On the other hand, the ultimate goal of interventions on the innovation front is to strengthen business startups and bridge the gap that separates Greece from the European average in terms of research and development (R&D). It is worth emphasizing that until 2020, companies investing in research and innovation had a 130% tax deduction for research and development expenses certified by the General Secretariat of Research and Innovation of the Ministry of Development.

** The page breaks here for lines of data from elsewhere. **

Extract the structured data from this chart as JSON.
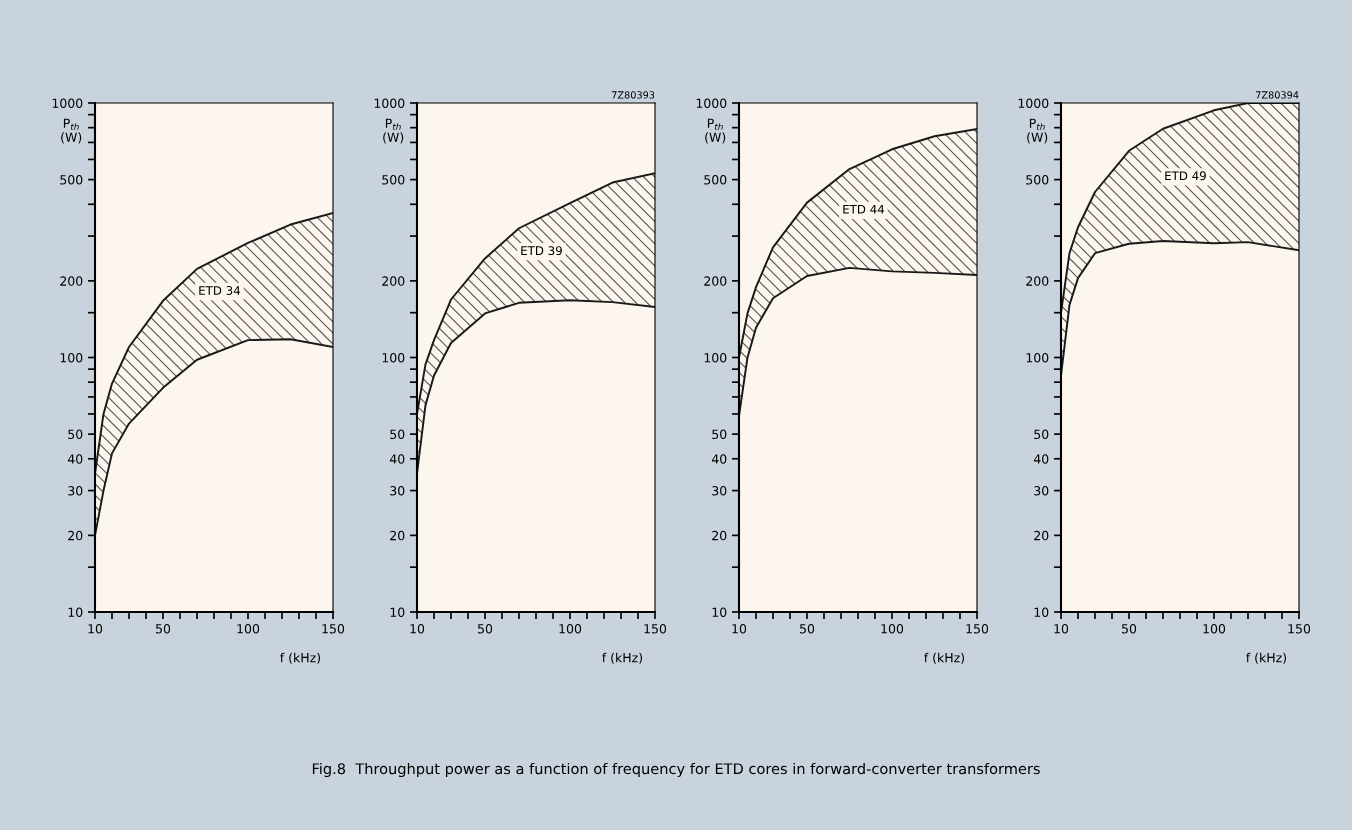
{
  "chart_data": [
    {
      "type": "line",
      "title": "Fig.8  Throughput power as a function of frequency for ETD cores in forward-converter transformers",
      "ylabel": "P$_{th}$\n(W)",
      "xlabel": "f (kHz)",
      "log": "y",
      "grid": false,
      "legend": false,
      "xlim": [
        10,
        150
      ],
      "xticks": [
        10,
        {
          "value": 20,
          "label": null
        },
        {
          "value": 30,
          "label": null
        },
        {
          "value": 40,
          "label": null
        },
        50,
        {
          "value": 60,
          "label": null
        },
        {
          "value": 70,
          "label": null
        },
        {
          "value": 80,
          "label": null
        },
        {
          "value": 90,
          "label": null
        },
        100,
        {
          "value": 110,
          "label": null
        },
        {
          "value": 120,
          "label": null
        },
        {
          "value": 130,
          "label": null
        },
        {
          "value": 140,
          "label": null
        },
        150
      ],
      "ylim": [
        10,
        1000
      ],
      "yticks": [
        10,
        {
          "value": 15,
          "label": null
        },
        20,
        30,
        40,
        50,
        {
          "value": 60,
          "label": null
        },
        {
          "value": 70,
          "label": null
        },
        {
          "value": 80,
          "label": null
        },
        {
          "value": 90,
          "label": null
        },
        100,
        {
          "value": 150,
          "label": null
        },
        200,
        {
          "value": 300,
          "label": null
        },
        {
          "value": 400,
          "label": null
        },
        500,
        {
          "value": 600,
          "label": null
        },
        {
          "value": 700,
          "label": null
        },
        {
          "value": 800,
          "label": null
        },
        {
          "value": 900,
          "label": null
        },
        1000
      ],
      "annotations": [
        "ETD 34"
      ],
      "series": [
        {
          "color": "#1a1a1a",
          "x": [
            10,
            15,
            20,
            30,
            50,
            70,
            100,
            125,
            150
          ],
          "values": [
            20,
            30,
            42,
            55,
            76,
            98,
            117,
            118,
            110
          ]
        },
        {
          "color": "#1a1a1a",
          "x": [
            10,
            15,
            20,
            30,
            50,
            70,
            100,
            125,
            150
          ],
          "values": [
            35,
            60,
            79,
            110,
            167,
            223,
            282,
            333,
            370
          ],
          "lower": [
            20,
            30,
            42,
            55,
            76,
            98,
            117,
            118,
            110
          ],
          "upper": [
            35,
            60,
            79,
            110,
            167,
            223,
            282,
            333,
            370
          ]
        }
      ]
    },
    {
      "type": "line",
      "ylabel": "P$_{th}$\n(W)",
      "xlabel": "f (kHz)",
      "log": "y",
      "grid": false,
      "legend": false,
      "xlim": [
        10,
        150
      ],
      "xticks": [
        10,
        {
          "value": 20,
          "label": null
        },
        {
          "value": 30,
          "label": null
        },
        {
          "value": 40,
          "label": null
        },
        50,
        {
          "value": 60,
          "label": null
        },
        {
          "value": 70,
          "label": null
        },
        {
          "value": 80,
          "label": null
        },
        {
          "value": 90,
          "label": null
        },
        100,
        {
          "value": 110,
          "label": null
        },
        {
          "value": 120,
          "label": null
        },
        {
          "value": 130,
          "label": null
        },
        {
          "value": 140,
          "label": null
        },
        150
      ],
      "ylim": [
        10,
        1000
      ],
      "yticks": [
        10,
        {
          "value": 15,
          "label": null
        },
        20,
        30,
        40,
        50,
        {
          "value": 60,
          "label": null
        },
        {
          "value": 70,
          "label": null
        },
        {
          "value": 80,
          "label": null
        },
        {
          "value": 90,
          "label": null
        },
        100,
        {
          "value": 150,
          "label": null
        },
        200,
        {
          "value": 300,
          "label": null
        },
        {
          "value": 400,
          "label": null
        },
        500,
        {
          "value": 600,
          "label": null
        },
        {
          "value": 700,
          "label": null
        },
        {
          "value": 800,
          "label": null
        },
        {
          "value": 900,
          "label": null
        },
        1000
      ],
      "annotations": [
        "ETD 39",
        "7Z80393"
      ],
      "series": [
        {
          "color": "#1a1a1a",
          "x": [
            10,
            15,
            20,
            30,
            50,
            70,
            100,
            125,
            150
          ],
          "values": [
            35,
            65,
            85,
            114,
            149,
            164,
            168,
            165,
            158
          ]
        },
        {
          "color": "#1a1a1a",
          "x": [
            10,
            15,
            20,
            30,
            50,
            70,
            100,
            125,
            150
          ],
          "values": [
            60,
            94,
            117,
            169,
            245,
            322,
            404,
            487,
            530
          ],
          "lower": [
            35,
            65,
            85,
            114,
            149,
            164,
            168,
            165,
            158
          ],
          "upper": [
            60,
            94,
            117,
            169,
            245,
            322,
            404,
            487,
            530
          ]
        }
      ]
    },
    {
      "type": "line",
      "ylabel": "P$_{th}$\n(W)",
      "xlabel": "f (kHz)",
      "log": "y",
      "grid": false,
      "legend": false,
      "xlim": [
        10,
        150
      ],
      "xticks": [
        10,
        {
          "value": 20,
          "label": null
        },
        {
          "value": 30,
          "label": null
        },
        {
          "value": 40,
          "label": null
        },
        50,
        {
          "value": 60,
          "label": null
        },
        {
          "value": 70,
          "label": null
        },
        {
          "value": 80,
          "label": null
        },
        {
          "value": 90,
          "label": null
        },
        100,
        {
          "value": 110,
          "label": null
        },
        {
          "value": 120,
          "label": null
        },
        {
          "value": 130,
          "label": null
        },
        {
          "value": 140,
          "label": null
        },
        150
      ],
      "ylim": [
        10,
        1000
      ],
      "yticks": [
        10,
        {
          "value": 15,
          "label": null
        },
        20,
        30,
        40,
        50,
        {
          "value": 60,
          "label": null
        },
        {
          "value": 70,
          "label": null
        },
        {
          "value": 80,
          "label": null
        },
        {
          "value": 90,
          "label": null
        },
        100,
        {
          "value": 150,
          "label": null
        },
        200,
        {
          "value": 300,
          "label": null
        },
        {
          "value": 400,
          "label": null
        },
        500,
        {
          "value": 600,
          "label": null
        },
        {
          "value": 700,
          "label": null
        },
        {
          "value": 800,
          "label": null
        },
        {
          "value": 900,
          "label": null
        },
        1000
      ],
      "annotations": [
        "ETD 44"
      ],
      "series": [
        {
          "color": "#1a1a1a",
          "x": [
            10,
            15,
            20,
            30,
            50,
            75,
            100,
            125,
            150
          ],
          "values": [
            59,
            100,
            131,
            171,
            209,
            225,
            218,
            215,
            211
          ]
        },
        {
          "color": "#1a1a1a",
          "x": [
            10,
            15,
            20,
            30,
            50,
            75,
            100,
            125,
            150
          ],
          "values": [
            100,
            149,
            189,
            271,
            406,
            550,
            658,
            740,
            790
          ],
          "lower": [
            59,
            100,
            131,
            171,
            209,
            225,
            218,
            215,
            211
          ],
          "upper": [
            100,
            149,
            189,
            271,
            406,
            550,
            658,
            740,
            790
          ]
        }
      ]
    },
    {
      "type": "line",
      "ylabel": "P$_{th}$\n(W)",
      "xlabel": "f (kHz)",
      "log": "y",
      "grid": false,
      "legend": false,
      "xlim": [
        10,
        150
      ],
      "xticks": [
        10,
        {
          "value": 20,
          "label": null
        },
        {
          "value": 30,
          "label": null
        },
        {
          "value": 40,
          "label": null
        },
        50,
        {
          "value": 60,
          "label": null
        },
        {
          "value": 70,
          "label": null
        },
        {
          "value": 80,
          "label": null
        },
        {
          "value": 90,
          "label": null
        },
        100,
        {
          "value": 110,
          "label": null
        },
        {
          "value": 120,
          "label": null
        },
        {
          "value": 130,
          "label": null
        },
        {
          "value": 140,
          "label": null
        },
        150
      ],
      "ylim": [
        10,
        1000
      ],
      "yticks": [
        10,
        {
          "value": 15,
          "label": null
        },
        20,
        30,
        40,
        50,
        {
          "value": 60,
          "label": null
        },
        {
          "value": 70,
          "label": null
        },
        {
          "value": 80,
          "label": null
        },
        {
          "value": 90,
          "label": null
        },
        100,
        {
          "value": 150,
          "label": null
        },
        200,
        {
          "value": 300,
          "label": null
        },
        {
          "value": 400,
          "label": null
        },
        500,
        {
          "value": 600,
          "label": null
        },
        {
          "value": 700,
          "label": null
        },
        {
          "value": 800,
          "label": null
        },
        {
          "value": 900,
          "label": null
        },
        1000
      ],
      "annotations": [
        "ETD 49",
        "7Z80394"
      ],
      "series": [
        {
          "color": "#1a1a1a",
          "x": [
            10,
            15,
            20,
            30,
            50,
            70,
            100,
            120,
            150
          ],
          "values": [
            85,
            161,
            205,
            257,
            280,
            287,
            281,
            284,
            264
          ]
        },
        {
          "color": "#1a1a1a",
          "x": [
            10,
            15,
            20,
            30,
            50,
            70,
            100,
            120,
            150
          ],
          "values": [
            150,
            257,
            325,
            447,
            649,
            792,
            936,
            1000,
            1000
          ],
          "lower": [
            85,
            161,
            205,
            257,
            280,
            287,
            281,
            284,
            264
          ],
          "upper": [
            150,
            257,
            325,
            447,
            649,
            792,
            936,
            1000,
            1000
          ]
        }
      ]
    }
  ]
}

In 2020, the rate of the tax deduction rose to 200% and now with the bill that will be submitted immediately to the Parliament, it will provide for a maximum rate of deduction of 315%, as announced by Mr. Mitsotakis from the podium of the International Exhibition of Thessaloniki.

“Investment angels”

At the same time, the tax incentives for “angel investors” are significantly expanded, with an increase in the upper limit of investment in startups on which the deduction from taxable income is calculated to 900,000 euros from 300,000 euros today. In this way, an investor can earn up to 450,000 tax-deductible instead of 150,000 euros today. It is noted that the percentage of the 50% discount remains the same. What changes is the maximum tax-deductible investment amount. Also, “investment angels” are entitled to make up to 3 investments per year.

As they report competently, given the limited utilization of this incentive to date, it is considered appropriate to make it more attractive, through the above increase, as these are high-risk investments.